So when he opened his insurance renewal and discovered that he’s paying
for $146,805 worth of contents coverage at his house, he called his
insurance agent to reduce it.
Brannon was shocked to learn that he can’t.
That’s because most insurance companies require that customers maintain
50 percent to 70 percent of the insured value of their homes in contents
coverage. It doesn’t matter whether people need it; it’s actually
written into the homeowners policies that companies file with state
insurance regulators.
The Insurance Information Institute says policies are set up that way to
ensure that customers are adequately covered. Most people have much
more stuff than they think they do, and every CD or book or jar of
spices in the kitchen adds up. Policies are written as packages to
streamline the writing of insurance, which lowers costs for everyone,
and may include provisions to cover items that not everyone has, such as
firearms.
Though the package policy may generally work out well, after a disaster
such as Katrina, Brannon suspects there are many people in the New
Orleans area who are paying for more than they need in contents.
Brannon said he thinks he’s got less than $50,000 worth of items in his
house, which means he’s paying for three times the coverage that he
needs. Or put another way, his insurer is making money by charging him
for items that don’t exist.
“I find it ridiculous that we’re paying for coverage for something that
we could never get a benefit from,” Brannon said. “I can understand that
most people don’t know the true value of things and they’ve accumulated
things for years and years. But when you’ve been through an event and
lost everything, you know exactly how much you have.”
Ironically, even though Brannon might have more contents coverage than
he needs overall, he might not have enough to cover specific items. The
Insurance Information Institute says contents coverage generally comes
with sublimits on specialty items such as electronics, jewelry,
collectibles, furs or fine art. Most homeowners policies, for example,
cover only $2,500 of electronic equipment. If Brannon has a flat-screen
TV, stereo, laptop computer, printer, camera and iPod, he wouldn’t have
enough coverage despite his $146,805 policy and he’d probably need to
buy more.
Calling for ‘more choice’
Amy Bach, executive director of the consumer group United Policyholders,
questions whether policyholders should be required to carry contents
coverage equal to 50 percent to 70 percent of the home’s value. She
wonders whether that percentage should instead be a recommended amount,
or a default amount if the homeowner fails to specify otherwise.
“More choice, more options are always better for the consumer. When
things are packaged, the consumer is always paying a premium for stuff
that they are never going to use,” Bach said. “The insurers have set
things up this way to guarantee themselves a profit margin.”
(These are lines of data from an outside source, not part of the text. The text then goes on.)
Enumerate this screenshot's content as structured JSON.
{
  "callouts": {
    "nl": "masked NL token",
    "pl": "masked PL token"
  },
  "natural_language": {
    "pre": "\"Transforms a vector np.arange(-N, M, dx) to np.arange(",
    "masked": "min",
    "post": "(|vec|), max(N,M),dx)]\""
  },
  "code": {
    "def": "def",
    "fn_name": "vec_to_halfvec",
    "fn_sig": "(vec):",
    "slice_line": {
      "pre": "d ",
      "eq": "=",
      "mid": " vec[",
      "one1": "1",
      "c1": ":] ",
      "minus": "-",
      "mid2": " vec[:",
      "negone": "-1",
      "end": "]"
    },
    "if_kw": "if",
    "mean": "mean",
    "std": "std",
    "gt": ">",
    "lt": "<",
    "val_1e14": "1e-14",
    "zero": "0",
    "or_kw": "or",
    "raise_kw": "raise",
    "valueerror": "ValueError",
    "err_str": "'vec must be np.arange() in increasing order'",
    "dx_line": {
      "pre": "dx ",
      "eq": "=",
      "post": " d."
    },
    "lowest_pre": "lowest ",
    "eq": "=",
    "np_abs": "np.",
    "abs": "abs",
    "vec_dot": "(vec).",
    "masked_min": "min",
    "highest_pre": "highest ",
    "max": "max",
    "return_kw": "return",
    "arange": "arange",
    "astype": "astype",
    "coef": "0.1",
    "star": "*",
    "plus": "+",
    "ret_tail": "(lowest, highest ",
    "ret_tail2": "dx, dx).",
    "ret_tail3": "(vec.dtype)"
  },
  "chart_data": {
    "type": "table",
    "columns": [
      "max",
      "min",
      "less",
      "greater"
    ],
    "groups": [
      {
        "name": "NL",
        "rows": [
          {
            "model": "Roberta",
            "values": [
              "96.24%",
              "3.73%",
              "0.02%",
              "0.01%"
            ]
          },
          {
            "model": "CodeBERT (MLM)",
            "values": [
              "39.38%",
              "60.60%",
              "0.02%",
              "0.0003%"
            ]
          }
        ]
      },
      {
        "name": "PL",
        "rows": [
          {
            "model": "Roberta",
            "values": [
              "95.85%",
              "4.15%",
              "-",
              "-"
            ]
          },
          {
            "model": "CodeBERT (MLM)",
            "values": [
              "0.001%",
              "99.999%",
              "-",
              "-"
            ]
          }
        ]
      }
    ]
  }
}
Many people buy homeowners insurance because banks require them to have
it as a term of the mortgage. Because contents have nothing to do with
the structure of a house, Bach questions why such coverage is part of
the policy.
Insurance is different from a bundled cable bill, she said, because it’s
supposed to indemnify customers against loss of real items. If insurers
want to charge people for coverage without proof that the items being
covered actually exist, Bach thinks insurers should automatically pay
the full value of the contents coverage if a house burns to the ground
or is destroyed in a tornado instead of requiring itemized contents
lists and receipts.
Several years ago United Policyholders tried to get the California State
Assembly to pass a bill requiring insurers to pay the full value of the
contents policy in the event of a total loss without an itemized list.
But industry opposition was vehement and the bill failed. Bach said she
thinks their unwillingness to automatically pay people the full value of
their contents policy is a sign the coverage is a one-way street for
insurers to make money.
“If they determined that you had that level of coverage, and everything
is gone, why should you have to jump through hoops?” Bach said. “They’re
forcing people to pay for what they don’t need.”
‘Unfair,’ senator says
During the fiscal legislative session this spring, lawmakers are limited
in how many general interest bills they can file, but Sen. Reggie
Dupre, D-Montegut, would like to file a bill allowing homeowners to
choose how much contents coverage they buy. In Florida, lawmakers passed
a bill in 2006 allowing homeowners to skip contents coverage altogether
if they choose.
“I think it behooves us to at least allow the consumer to have the
option to have a lesser amount of contents coverage. National Flood
works on an optional basis like that,” Dupre said. “It’s an unfair
playing field for the consumer when it comes to contents coverage.”
Like Brannon, when Insurance Commissioner Jim Donelon’s insurance
renewal arrived at his home in Metairie, he was also surprised at how
much contents coverage he had, because the amount of contents coverage
automatically increases with the insured value of the house each year.
But Donelon said he believes in the premise of making sure homeowners
are adequately insured by having the contents included as part of the
insurance package, and he doesn’t see contents as an issue worth
pursuing. Buying homeowners coverage as a package is cheaper than buying
a bare-bones “dwelling/fire” policy and trying to add things such as
liability and contents. Rates for contents coverage are more expensive
in smaller amounts, he said.
Meanwhile, as Donelon tries to recruit insurers to do business in
Louisiana, he doesn’t want to make that task more difficult by forcing
companies to write and price policies in different ways than they would
in most other states.
“I wouldn’t be arguing if the companies were making buckets of money
from the state of Louisiana,” he said.